En la escuela era el hazmerreír de sus compañeros, porque padecía de dislexia, y pasaba todo el día con la cabeza llena de versículos bíblicos.
Convencido de que en las Escrituras, estaba la salida al laberinto de su trágica vida, encontró refugio en un templo de los Adventistas del Séptimo Día; de ahí lo expulsaron por acosar sexualmente a la hija del pastor.
Recaló en otra secta, la de los davidianos, fundada por Lois Roden. Ella era una supuesta profetisa, quien recibió una revelación divina para salir de los adventistas y establecer su propio redil, para atraer a las ovejas perdidas.
Cegado por la lectura del Libro de Isaías, donde creyó entender que necesitaba una compañera, decidió seducir a Lois, pero el hijo de la visionaria no estaba dispuesto a perder el control del grupo en manos de un advenedizo.
La disputa se zanjó a tiros, como dictaban las leyes del salvaje oeste. El marinovio y el hijo de la profetisa terminaron en el calabozo, pero de ahí salió Vernon convertido en David -por el Rey Bíblico- y al mando de los davidianos.
Todas las mujeres del profeta
Persuadido de la cercanía del Apocalipsis, pronto pasó de cien adoradores, a varios miles; montó -como es usual- un vasto sistema de recolección de fondos, y amasó un capital respetable, para financiar sus locuras.
Afinó más la interpretación de Isaías, y dedujo que una esposa era insuficiente, sobre todo para engendrar los 24 hijos -concebidos con igual cantidad de vírgenes- para la raza pura que entraría al reino de los cielos.
Tan fácil como quitarse las medias, convenció a sus seguidores de proveerlo de mujeres, e instauró la poligamia -en su beneficio-; prefería a las niñas de 12 a 14 años, aunque no arrugaba la cara ante las veinteañeras.
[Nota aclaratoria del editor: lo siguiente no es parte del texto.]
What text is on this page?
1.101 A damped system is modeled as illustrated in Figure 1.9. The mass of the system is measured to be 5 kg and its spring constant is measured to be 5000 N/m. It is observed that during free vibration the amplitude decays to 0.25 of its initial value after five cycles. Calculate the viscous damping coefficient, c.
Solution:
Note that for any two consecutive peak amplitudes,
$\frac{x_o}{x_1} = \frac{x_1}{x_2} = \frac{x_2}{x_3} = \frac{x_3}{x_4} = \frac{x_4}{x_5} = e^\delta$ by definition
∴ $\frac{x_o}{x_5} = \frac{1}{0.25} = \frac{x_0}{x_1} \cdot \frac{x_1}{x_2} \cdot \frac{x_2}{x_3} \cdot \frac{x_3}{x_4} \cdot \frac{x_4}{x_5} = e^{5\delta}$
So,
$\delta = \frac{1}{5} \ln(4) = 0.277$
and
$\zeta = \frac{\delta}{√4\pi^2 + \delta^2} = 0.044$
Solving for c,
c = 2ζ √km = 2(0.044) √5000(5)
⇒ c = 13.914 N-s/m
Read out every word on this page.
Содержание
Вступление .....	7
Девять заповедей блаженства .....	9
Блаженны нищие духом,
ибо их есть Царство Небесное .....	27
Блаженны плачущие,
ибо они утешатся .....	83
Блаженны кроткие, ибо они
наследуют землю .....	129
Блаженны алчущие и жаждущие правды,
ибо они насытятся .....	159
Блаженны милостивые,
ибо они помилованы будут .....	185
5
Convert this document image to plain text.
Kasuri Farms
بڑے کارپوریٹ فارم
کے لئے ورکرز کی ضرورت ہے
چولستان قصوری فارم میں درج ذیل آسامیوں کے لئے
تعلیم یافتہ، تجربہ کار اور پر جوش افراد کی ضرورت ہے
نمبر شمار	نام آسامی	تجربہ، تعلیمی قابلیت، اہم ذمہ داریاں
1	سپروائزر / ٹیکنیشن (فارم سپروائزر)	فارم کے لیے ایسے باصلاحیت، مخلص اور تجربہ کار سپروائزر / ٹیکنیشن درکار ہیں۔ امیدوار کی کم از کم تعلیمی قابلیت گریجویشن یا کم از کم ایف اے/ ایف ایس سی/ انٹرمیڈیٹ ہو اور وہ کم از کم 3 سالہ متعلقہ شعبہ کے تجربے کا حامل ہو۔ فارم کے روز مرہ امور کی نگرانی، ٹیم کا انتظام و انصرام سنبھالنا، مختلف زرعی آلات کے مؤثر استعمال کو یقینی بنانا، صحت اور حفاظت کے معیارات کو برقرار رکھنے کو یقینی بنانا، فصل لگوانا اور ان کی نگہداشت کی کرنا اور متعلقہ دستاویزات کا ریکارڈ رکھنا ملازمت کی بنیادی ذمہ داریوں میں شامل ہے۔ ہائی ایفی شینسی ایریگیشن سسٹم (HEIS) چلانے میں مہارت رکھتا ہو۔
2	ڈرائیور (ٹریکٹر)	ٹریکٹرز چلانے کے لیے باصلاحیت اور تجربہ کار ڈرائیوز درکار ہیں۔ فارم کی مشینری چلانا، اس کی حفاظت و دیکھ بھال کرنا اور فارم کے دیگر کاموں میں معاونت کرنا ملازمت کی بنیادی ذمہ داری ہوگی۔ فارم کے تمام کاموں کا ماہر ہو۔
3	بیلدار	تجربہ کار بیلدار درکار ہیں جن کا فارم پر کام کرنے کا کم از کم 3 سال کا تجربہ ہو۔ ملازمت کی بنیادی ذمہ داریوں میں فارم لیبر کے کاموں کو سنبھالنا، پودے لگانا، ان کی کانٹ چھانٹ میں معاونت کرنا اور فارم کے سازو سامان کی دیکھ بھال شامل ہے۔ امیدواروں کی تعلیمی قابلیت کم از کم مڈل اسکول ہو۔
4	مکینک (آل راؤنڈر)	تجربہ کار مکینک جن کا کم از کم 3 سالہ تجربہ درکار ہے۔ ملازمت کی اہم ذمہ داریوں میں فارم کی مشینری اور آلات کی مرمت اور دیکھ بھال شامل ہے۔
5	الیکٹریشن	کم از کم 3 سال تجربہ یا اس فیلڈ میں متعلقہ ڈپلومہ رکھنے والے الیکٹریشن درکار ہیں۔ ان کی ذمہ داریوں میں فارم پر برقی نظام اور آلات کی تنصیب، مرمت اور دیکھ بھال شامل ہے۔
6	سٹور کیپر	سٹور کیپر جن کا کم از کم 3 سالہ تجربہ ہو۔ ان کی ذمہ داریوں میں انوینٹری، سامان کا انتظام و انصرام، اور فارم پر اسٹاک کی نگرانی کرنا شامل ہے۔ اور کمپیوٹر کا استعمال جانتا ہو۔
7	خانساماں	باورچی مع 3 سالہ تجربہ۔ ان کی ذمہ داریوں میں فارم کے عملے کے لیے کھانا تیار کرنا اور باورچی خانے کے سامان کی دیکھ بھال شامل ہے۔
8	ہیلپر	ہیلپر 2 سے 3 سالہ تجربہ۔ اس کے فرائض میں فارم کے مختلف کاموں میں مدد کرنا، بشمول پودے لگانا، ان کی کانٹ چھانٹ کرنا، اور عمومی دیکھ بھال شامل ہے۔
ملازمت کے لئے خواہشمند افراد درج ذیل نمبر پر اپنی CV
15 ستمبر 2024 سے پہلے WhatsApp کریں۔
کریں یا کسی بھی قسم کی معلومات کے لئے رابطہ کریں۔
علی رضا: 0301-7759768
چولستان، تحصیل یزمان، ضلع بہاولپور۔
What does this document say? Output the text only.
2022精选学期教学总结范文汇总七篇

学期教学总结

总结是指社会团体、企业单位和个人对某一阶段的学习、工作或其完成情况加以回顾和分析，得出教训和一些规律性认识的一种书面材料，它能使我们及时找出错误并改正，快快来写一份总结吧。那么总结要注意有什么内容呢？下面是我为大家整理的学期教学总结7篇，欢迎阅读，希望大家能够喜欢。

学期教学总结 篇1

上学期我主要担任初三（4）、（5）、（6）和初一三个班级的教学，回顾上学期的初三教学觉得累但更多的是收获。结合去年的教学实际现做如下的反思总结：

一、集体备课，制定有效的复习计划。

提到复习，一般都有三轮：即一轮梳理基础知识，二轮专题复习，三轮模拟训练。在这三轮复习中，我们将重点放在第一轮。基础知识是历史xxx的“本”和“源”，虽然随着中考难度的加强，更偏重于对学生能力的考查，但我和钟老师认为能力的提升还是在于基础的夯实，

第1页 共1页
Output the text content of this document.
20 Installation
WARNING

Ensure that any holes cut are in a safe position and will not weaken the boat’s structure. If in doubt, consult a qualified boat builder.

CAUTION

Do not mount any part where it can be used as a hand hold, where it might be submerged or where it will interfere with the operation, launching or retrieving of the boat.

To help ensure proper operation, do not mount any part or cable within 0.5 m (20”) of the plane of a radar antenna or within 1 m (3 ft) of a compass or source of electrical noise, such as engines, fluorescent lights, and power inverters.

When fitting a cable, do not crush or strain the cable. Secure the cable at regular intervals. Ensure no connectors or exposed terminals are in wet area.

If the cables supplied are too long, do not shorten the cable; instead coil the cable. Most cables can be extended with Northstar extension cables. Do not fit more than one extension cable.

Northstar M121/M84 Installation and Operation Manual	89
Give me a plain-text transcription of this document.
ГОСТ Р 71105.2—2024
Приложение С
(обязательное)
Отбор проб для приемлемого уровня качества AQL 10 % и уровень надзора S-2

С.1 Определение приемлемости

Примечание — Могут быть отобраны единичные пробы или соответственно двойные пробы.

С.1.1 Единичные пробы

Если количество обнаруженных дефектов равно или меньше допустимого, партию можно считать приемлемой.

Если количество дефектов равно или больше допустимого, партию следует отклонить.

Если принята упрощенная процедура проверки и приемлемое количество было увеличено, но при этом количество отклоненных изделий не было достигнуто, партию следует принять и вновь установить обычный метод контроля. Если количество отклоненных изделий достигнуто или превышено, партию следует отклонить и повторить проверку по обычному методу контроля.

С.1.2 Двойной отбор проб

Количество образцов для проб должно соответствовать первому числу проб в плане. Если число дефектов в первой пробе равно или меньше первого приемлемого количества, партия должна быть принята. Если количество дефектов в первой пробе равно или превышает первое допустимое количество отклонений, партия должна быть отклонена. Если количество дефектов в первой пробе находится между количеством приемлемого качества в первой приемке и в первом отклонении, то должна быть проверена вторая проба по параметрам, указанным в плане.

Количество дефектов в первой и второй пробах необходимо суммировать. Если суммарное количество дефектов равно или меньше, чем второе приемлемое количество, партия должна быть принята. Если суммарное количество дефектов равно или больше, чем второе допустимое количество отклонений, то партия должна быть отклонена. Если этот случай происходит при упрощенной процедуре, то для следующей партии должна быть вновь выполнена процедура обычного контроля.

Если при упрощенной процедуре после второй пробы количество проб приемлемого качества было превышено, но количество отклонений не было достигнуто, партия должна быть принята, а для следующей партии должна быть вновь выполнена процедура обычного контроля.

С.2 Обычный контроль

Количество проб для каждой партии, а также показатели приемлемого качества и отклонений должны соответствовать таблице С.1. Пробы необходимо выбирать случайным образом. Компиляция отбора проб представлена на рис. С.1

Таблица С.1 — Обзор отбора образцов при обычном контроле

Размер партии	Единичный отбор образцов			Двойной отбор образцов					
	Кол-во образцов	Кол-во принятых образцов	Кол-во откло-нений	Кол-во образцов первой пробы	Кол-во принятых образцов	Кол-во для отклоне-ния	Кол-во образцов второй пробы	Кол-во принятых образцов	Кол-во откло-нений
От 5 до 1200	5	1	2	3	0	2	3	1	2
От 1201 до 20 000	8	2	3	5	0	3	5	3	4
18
Los apetitos sexuales de Koresh excedieron la tolerancia de sus fieles, y algunos se atrevieron a denunciarlo ante las autoridades; pese a ello, nadie intervino, porque cada loco en su casa, y Dios en la de todos.
Además de las mujeres, a David le fascinaban las armas. Gastó cerca de $250 mil en un arsenal y armó a sus fanáticos, convencido de que las oraciones serían insuficientes para enfrentar a las autoridades.
Entre enero y febrero de 1993 la situación en el Rancho Carmelo era tensa e insostenible. Prohibió usar la radio y la televisión; restringió al mínimo la entrada y salida del lugar y radicalizó aún más sus creencias.
Hasta el Presidente Bill Clinton ofreció mediar en la disputa, pero el dios texano reunió a 76 de sus más fervorosos creyentes, para esperar el asalto final y acceder, por la vía del martirio, a la vida eterna.
Con la autorización de Clinton el infierno abrió sus puertas. Al final de la batalla, la policía encontró en un bunker el cadáver de David Koresh, tenía un balazo en la frente, nunca se supo si fue suicidio, o alguien lo envió directo al Paraíso.
Dos años después, justo el 19 de abril, un veterano militar -Timothy McVeigh- quien presenció el fin de los davidianos, detonó un camión bomba en Oklahoma y mató a 168 personas, en venganza por la masacre de Waco.